Denial of service (9630 incidents), crimeware (7951), and Web app attacks (5334) were the other major vectors for attack while POS intrusions (534) and cyber-espionage (247) were relatively uncommon. The figures showed small retailers, large public-sector organisations, large financial-services providers, and small hospitality companies as suffering notable volumes of data-loss incidents throughout 2015 – which was “unsurprising” to the report's authors “as they process information which is highly desirable to financially motivated criminals.”

Indeed, analysis of attacker motivations suggested that financial gain had increased throughout 2015 while espionage was on the decline – fuelling a headline statistic that 89 percent of breaches during the year had a financial or espionage motive.

Worryingly, analysis of the time to compromise versus the time to discover showed that 81.9 percent of compromises happened within minutes of infection and 67.8 percent of data exfiltrations happened within days of the compromise. This suggested an extremely small window of opportunity for businesses to defend themselves – and, particularly, to deflect attacks in a way that will encourage often automated attack bots to simply move on to another, softer target.

“Unfortunately we see the detection gap between the bad guys and the good guys widening,” Thapar said. “It's not that organisations aren't trying to do their best, but the bad guys are automating their attacks. The time for them to really penetrate and attack the entry point is becoming shorter and shorter, and they are definitely trying to be more targeted and more efficient.”

This expediency meant that many organisations should consider focusing their security resources on plugging the main entry points to the organisation rather than spending inordinate amounts of time trying to be comprehensive; a strong front door and an obvious security system, Verizon Enterprise Solutions Security Services Advisors team lead Aaron Sharp said, is often enough to deter would-be attackers. “We have learned that trying to mitigate beyond those main attack paths is inefficient,” he explained.
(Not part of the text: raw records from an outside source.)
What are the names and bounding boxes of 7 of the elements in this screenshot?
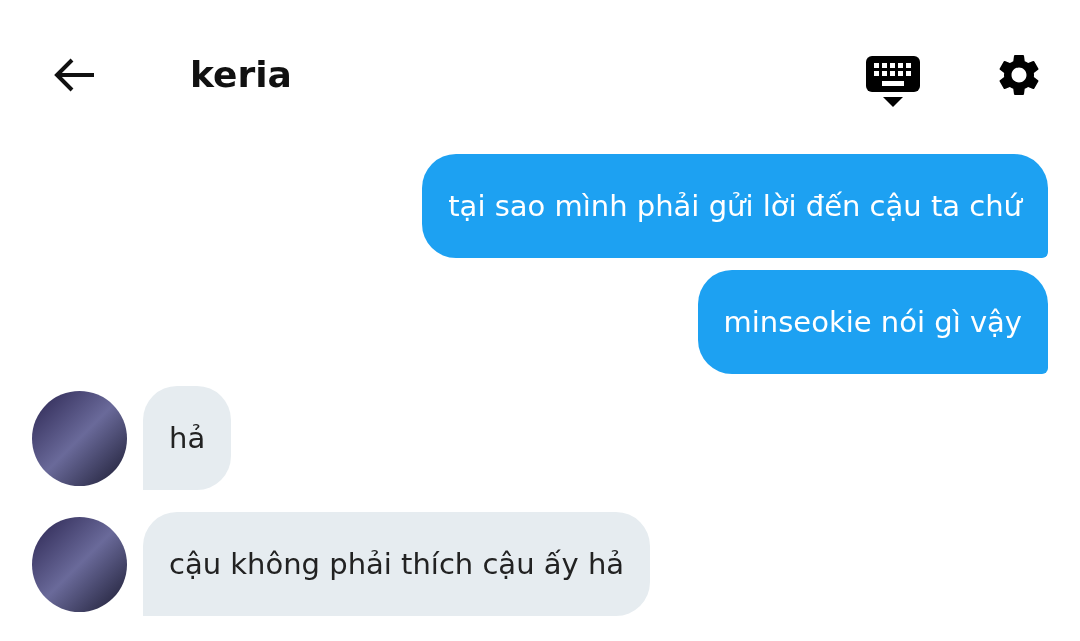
message-bubble: hả	[143, 386, 232, 490]
keyboard-icon[interactable]	[866, 56, 920, 108]
message-bubble: minseokie nói gì vậy	[697, 270, 1048, 374]
message-bubble: cậu không phải thích cậu ấy hả	[143, 512, 651, 616]
message-bubble: tại sao mình phải gửi lời đến cậu ta chứ	[422, 154, 1048, 258]
back-arrow-icon[interactable]	[52, 57, 96, 93]
chat-title: keria	[190, 53, 293, 97]
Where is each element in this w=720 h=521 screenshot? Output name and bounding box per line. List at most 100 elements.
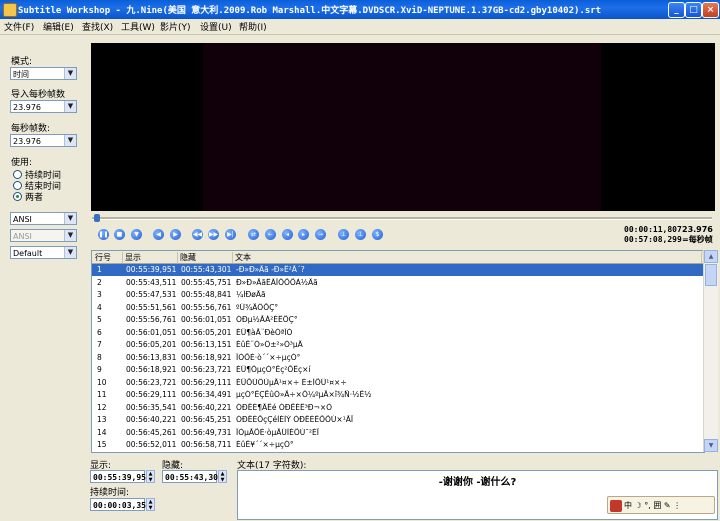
skip-forward-icon[interactable]: ▶| [225, 229, 236, 240]
set-start-icon[interactable]: ← [265, 229, 276, 240]
chevron-down-icon[interactable]: ▼ [64, 247, 76, 258]
table-row[interactable]: 8 00:56:13,831 00:56:18,921 ÎÒÕÉ·ò´´×÷µçÓ° [92, 352, 704, 364]
row-number: 8 [97, 352, 102, 362]
duration-spinner[interactable]: ▲ ▼ [146, 498, 155, 511]
row-text: ÓÐÊÉÕçÇéÌÉÌÝ ÓÐÊÉÊÕÕÚ×¹ÃÏ [236, 415, 354, 424]
table-row[interactable]: 1 00:55:39,951 00:55:43,301 -Ð»Ð»Äã -Ð»Ê²Ã´… [92, 264, 704, 277]
hide-time-spinner[interactable]: ▲ ▼ [218, 470, 227, 483]
table-row[interactable]: 3 00:55:47,531 00:55:48,841 ¼ÍÐøÄã [92, 289, 704, 301]
column-header-text[interactable]: 文本 [235, 252, 702, 263]
table-row[interactable]: 12 00:56:35,541 00:56:40,221 ÓÐÊÉ¶ÃÊé ÓÐÊÉÊ… [92, 402, 704, 414]
row-number: 3 [97, 290, 102, 299]
row-show-time: 00:56:05,201 [126, 340, 177, 349]
menu-tools[interactable]: 工具(W) [121, 20, 155, 33]
snapshot-icon[interactable]: ⊥ [355, 229, 366, 240]
fps-label: 每秒帧数: [11, 124, 51, 134]
maximize-button[interactable]: □ [685, 2, 702, 18]
table-row[interactable]: 6 00:56:01,051 00:56:05,201 ÈÛ¶àÃ¨ÐèÒªÎÒ [92, 327, 704, 339]
time-readout: 00:00:11,807 00:57:08,299 [624, 225, 682, 245]
close-button[interactable]: × [702, 2, 719, 18]
row-hide-time: 00:56:18,921 [181, 352, 232, 362]
row-number: 10 [97, 377, 107, 387]
fast-forward-icon[interactable]: ▶▶ [208, 229, 219, 240]
row-show-time: 00:55:47,531 [126, 290, 177, 299]
set-end-alt-icon[interactable]: → [315, 229, 326, 240]
row-number: 11 [97, 390, 107, 399]
table-row[interactable]: 2 00:55:43,511 00:55:45,751 Ð»Ð»ÄãÊÂÎÔÕÕÀ½Ä… [92, 277, 704, 289]
forward-icon[interactable]: ▶ [170, 229, 181, 240]
back-icon[interactable]: ◀ [153, 229, 164, 240]
table-header: 行号 显示 隐藏 文本 [92, 251, 704, 264]
table-row[interactable]: 7 00:56:05,201 00:56:13,151 ÈûÊ¨Ò»Ö±²»Ò³µÄ [92, 339, 704, 351]
show-time-input[interactable]: 00:55:39,951 [90, 470, 151, 483]
format-select[interactable]: Default ▼ [10, 246, 77, 259]
format-value: Default [13, 249, 43, 258]
table-row[interactable]: 15 00:56:52,011 00:56:58,711 ÈûÊ¥´´×÷µçÓ° [92, 439, 704, 451]
row-text: ÈÛ¶àÃ¨ÐèÒªÎÒ [236, 327, 293, 337]
stop-icon[interactable]: ■ [114, 229, 125, 240]
duration-input[interactable]: 00:00:03,350 [90, 498, 151, 511]
radio-both[interactable]: 两者 [13, 190, 43, 203]
table-row[interactable]: 11 00:56:29,111 00:56:34,491 µçÓ°ÊÇËûÒ»Ã÷×Ô… [92, 389, 704, 401]
table-scrollbar[interactable]: ▲ ▼ [703, 250, 718, 452]
scroll-up-icon[interactable]: ▲ [704, 250, 718, 263]
add-subtitle-icon[interactable]: ⊥ [338, 229, 349, 240]
row-hide-time: 00:55:56,761 [181, 302, 232, 312]
scroll-down-icon[interactable]: ▼ [704, 439, 718, 452]
menu-movie[interactable]: 影片(Y) [160, 20, 191, 33]
charset-select-2: ANSI ▼ [10, 229, 77, 242]
menu-help[interactable]: 帮助(I) [239, 20, 267, 33]
set-end-icon[interactable]: ▸ [298, 229, 309, 240]
ime-toolbar[interactable]: 中 ☽ °, 囲 ✎ ⋮ [607, 496, 715, 514]
subtitle-table[interactable]: 行号 显示 隐藏 文本 1 00:55:39,951 00:55:43,301 -Ð»… [91, 250, 705, 453]
menu-settings[interactable]: 设置(U) [200, 20, 232, 33]
seek-thumb[interactable] [94, 214, 100, 222]
download-icon[interactable]: ▼ [131, 229, 142, 240]
row-show-time: 00:56:52,011 [126, 440, 177, 449]
show-time-spinner[interactable]: ▲ ▼ [146, 470, 155, 483]
table-row[interactable]: 9 00:56:18,921 00:56:23,721 ÈÛ¶ÔµçÓ°Êç²ÕÊç×… [92, 364, 704, 376]
set-start-alt-icon[interactable]: ◂ [282, 229, 293, 240]
chevron-down-icon[interactable]: ▼ [64, 101, 76, 112]
chevron-down-icon[interactable]: ▼ [64, 68, 76, 79]
input-fps-select[interactable]: 23.976 ▼ [10, 100, 77, 113]
fps-select[interactable]: 23.976 ▼ [10, 134, 77, 147]
menu-find[interactable]: 查找(X) [82, 20, 113, 33]
chevron-down-icon[interactable]: ▼ [64, 135, 76, 146]
hide-time-input[interactable]: 00:55:43,301 [162, 470, 223, 483]
pause-icon[interactable]: ❚❚ [98, 229, 109, 240]
charset-select-1[interactable]: ANSI ▼ [10, 212, 77, 225]
fps-value: 23.976 [13, 137, 41, 146]
row-hide-time: 00:56:34,491 [181, 390, 232, 399]
video-preview[interactable] [91, 43, 715, 211]
sync-icon[interactable]: ⇄ [248, 229, 259, 240]
menu-bar: 文件(F) 编辑(E) 查找(X) 工具(W) 影片(Y) 设置(U) 帮助(I… [0, 19, 720, 35]
seek-bar[interactable] [92, 214, 712, 222]
column-header-number[interactable]: 行号 [95, 252, 123, 263]
row-show-time: 00:56:40,221 [126, 415, 177, 424]
row-text: ÈûÊ¨Ò»Ö±²»Ò³µÄ [236, 340, 303, 349]
row-hide-time: 00:55:45,751 [181, 277, 232, 287]
row-text: ºÜ¾ÃÖÕÇ° [236, 302, 279, 312]
row-text: -Ð»Ð»Äã -Ð»Ê²Ã´? [236, 265, 305, 274]
row-show-time: 00:56:13,831 [126, 352, 177, 362]
column-header-hide[interactable]: 隐藏 [180, 252, 233, 263]
minimize-button[interactable]: _ [668, 2, 685, 18]
row-text: ÈûÊ¥´´×÷µçÓ° [236, 440, 294, 449]
row-hide-time: 00:56:13,151 [181, 340, 232, 349]
table-row[interactable]: 14 00:56:45,261 00:56:49,731 ÎÒµÃÕÉ·òµÄÜÌÈÕ… [92, 427, 704, 439]
row-text: µçÓ°ÊÇËûÒ»Ã÷×Ô¼ºµÄ×î¾Ñ·½Ê½ [236, 390, 372, 399]
player-fps-unit: =每秒帧 [682, 235, 713, 244]
rewind-icon[interactable]: ◀◀ [192, 229, 203, 240]
table-row[interactable]: 4 00:55:51,561 00:55:56,761 ºÜ¾ÃÖÕÇ° [92, 302, 704, 314]
chevron-down-icon[interactable]: ▼ [64, 213, 76, 224]
table-row[interactable]: 5 00:55:56,761 00:56:01,051 ÓÐµ½ÃÀ²ÉÊÕÇ° [92, 314, 704, 326]
settings-icon[interactable]: $ [372, 229, 383, 240]
column-header-show[interactable]: 显示 [125, 252, 178, 263]
mode-select[interactable]: 时间 ▼ [10, 67, 77, 80]
table-row[interactable]: 13 00:56:40,221 00:56:45,251 ÓÐÊÉÕçÇéÌÉÌÝ Ó… [92, 414, 704, 426]
menu-edit[interactable]: 编辑(E) [43, 20, 74, 33]
scroll-thumb[interactable] [705, 264, 717, 286]
table-row[interactable]: 10 00:56:23,721 00:56:29,111 ÈÛÕÙÖÚµÄ¹¤×÷ É… [92, 377, 704, 389]
menu-file[interactable]: 文件(F) [4, 20, 34, 33]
“There are so many side branches that an organisation can end up chasing its tail. Cybersecurity should be incorporated more completely into risk management functions. And, beyond those key mitigation points, you are much better investing your security dollar in well-trained operational staff who are trained to detect and respond effectively to these threats.”

If that quick response can stymie cybercriminals' initial – and often automated – efforts to breach your network, they will have to try different approaches and their ROI goes down. And this, Thapar said, can make all the difference. “The evidence suggests that they are compromising systems within seconds or minutes,” he explained, “but they are so opportunistic that sometimes all you need to do is to raise the bar a little bit to make it uneconomical for the bad guys to target you. And if they can't make any money from targeting you, maybe they will target somebody else.

That's good if you are a corporate entity but it's not good from an industry perspective – but eventually the invisible hand of the market forces the bar to be raised across the board.”